United States v. Figueroa, No. 06-1595-cr (2d Cir. November 18, 2008) (Kearse, Sack, Hall, CJJ)

In an interesting companion to Brinson v. Walker [blogged below under the title “Confrontation Claws”], the court treated a highly similar issue, this time under both the Confrontation Clause and the federal rules of evidence.

At Edwin Figueroa’s gun possession trial, he wanted to cross-examine a government witness about the fact that the witness had swastikas tattooed on his body. Since Figueroa was a member of a minority group, he argued that the tattoos would show that the witness was biased. Citing Rule 608, the district court precluded the questioning as inadmissible evidence of “bad character.”

On appeal, the circuit disagreed, holding that precluding the cross-examination violated the Confrontation Clause. “Inasmuch as the tattoos suggested that [the witness] harbored animus against racial or ethnic minority groups and their members, they were relevant to and probative of [his] credibility, bias, and motive to lie when testifying against Figueroa.” On the facts here, however, the error was harmless, since the witness was one of several who tied Figueroa to the gun.
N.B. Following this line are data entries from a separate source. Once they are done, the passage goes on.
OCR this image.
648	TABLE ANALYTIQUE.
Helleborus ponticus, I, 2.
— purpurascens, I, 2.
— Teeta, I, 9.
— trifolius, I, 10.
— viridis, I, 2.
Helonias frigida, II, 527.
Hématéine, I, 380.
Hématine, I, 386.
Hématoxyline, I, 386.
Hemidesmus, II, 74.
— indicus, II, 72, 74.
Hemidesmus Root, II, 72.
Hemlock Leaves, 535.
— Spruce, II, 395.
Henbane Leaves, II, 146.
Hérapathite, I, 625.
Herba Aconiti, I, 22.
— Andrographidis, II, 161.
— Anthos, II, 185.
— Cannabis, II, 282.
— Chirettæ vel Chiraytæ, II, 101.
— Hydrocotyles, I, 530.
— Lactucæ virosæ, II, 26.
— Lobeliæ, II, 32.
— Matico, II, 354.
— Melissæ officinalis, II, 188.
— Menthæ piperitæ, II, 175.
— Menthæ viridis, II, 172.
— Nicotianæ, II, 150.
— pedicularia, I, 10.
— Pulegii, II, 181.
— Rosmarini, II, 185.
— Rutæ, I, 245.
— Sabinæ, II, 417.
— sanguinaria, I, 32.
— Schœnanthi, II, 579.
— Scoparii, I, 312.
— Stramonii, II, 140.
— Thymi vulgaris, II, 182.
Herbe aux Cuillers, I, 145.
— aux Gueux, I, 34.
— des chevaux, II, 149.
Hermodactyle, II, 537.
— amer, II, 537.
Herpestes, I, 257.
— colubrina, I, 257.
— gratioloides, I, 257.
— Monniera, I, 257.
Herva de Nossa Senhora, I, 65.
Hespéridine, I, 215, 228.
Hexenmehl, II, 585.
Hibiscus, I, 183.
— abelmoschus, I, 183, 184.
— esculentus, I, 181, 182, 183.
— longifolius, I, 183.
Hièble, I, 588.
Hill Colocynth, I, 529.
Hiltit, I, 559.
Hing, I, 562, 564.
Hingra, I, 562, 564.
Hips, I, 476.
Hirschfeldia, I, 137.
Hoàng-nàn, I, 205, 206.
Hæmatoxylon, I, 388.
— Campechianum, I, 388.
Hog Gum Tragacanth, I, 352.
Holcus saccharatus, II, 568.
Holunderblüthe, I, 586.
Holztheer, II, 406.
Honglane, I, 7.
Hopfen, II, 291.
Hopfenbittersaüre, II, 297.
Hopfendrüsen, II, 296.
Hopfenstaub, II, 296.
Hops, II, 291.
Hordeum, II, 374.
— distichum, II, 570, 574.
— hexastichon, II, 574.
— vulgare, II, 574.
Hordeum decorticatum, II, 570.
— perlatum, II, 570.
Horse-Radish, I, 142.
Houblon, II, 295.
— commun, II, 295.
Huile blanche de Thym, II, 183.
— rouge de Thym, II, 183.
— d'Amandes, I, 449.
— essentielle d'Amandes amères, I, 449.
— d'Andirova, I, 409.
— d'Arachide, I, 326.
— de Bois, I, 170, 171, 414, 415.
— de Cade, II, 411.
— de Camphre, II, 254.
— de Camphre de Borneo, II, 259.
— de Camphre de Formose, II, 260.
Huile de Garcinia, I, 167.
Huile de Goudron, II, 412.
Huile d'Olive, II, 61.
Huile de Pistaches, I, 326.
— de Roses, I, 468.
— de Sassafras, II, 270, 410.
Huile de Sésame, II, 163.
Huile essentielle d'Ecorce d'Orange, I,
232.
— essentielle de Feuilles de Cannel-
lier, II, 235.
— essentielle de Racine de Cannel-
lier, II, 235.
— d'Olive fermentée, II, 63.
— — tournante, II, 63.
Of particular interest in this opinion is the court’s discussion of the relevant rules of evidence. The court held that the district court erred “as a matter of law” in precluding the evidence under Rule 608. Impeachment for bias is admissible under Rule 402 even if the impeachment materials are not independently admissible under Rule 608 as “concerning” the witness’ “character for truthfulness or untruthfulness.” The opinion also noted that, since the district court did not exclude the testimony under Rule 403, there was no basis for reviewing its ruling on Rule 403 grounds. However, the court suggested that “[b]ased on the proverbial cold record before us, the reasons the court excluded the relevant tattoo evidence seem relatively modest compared to the Rule 403 factors favoring admissibility,” although it ultimately “express[ed] no opinion” as to whether excluding the evidence under Rule 403 would have been within the trial court’s discretion.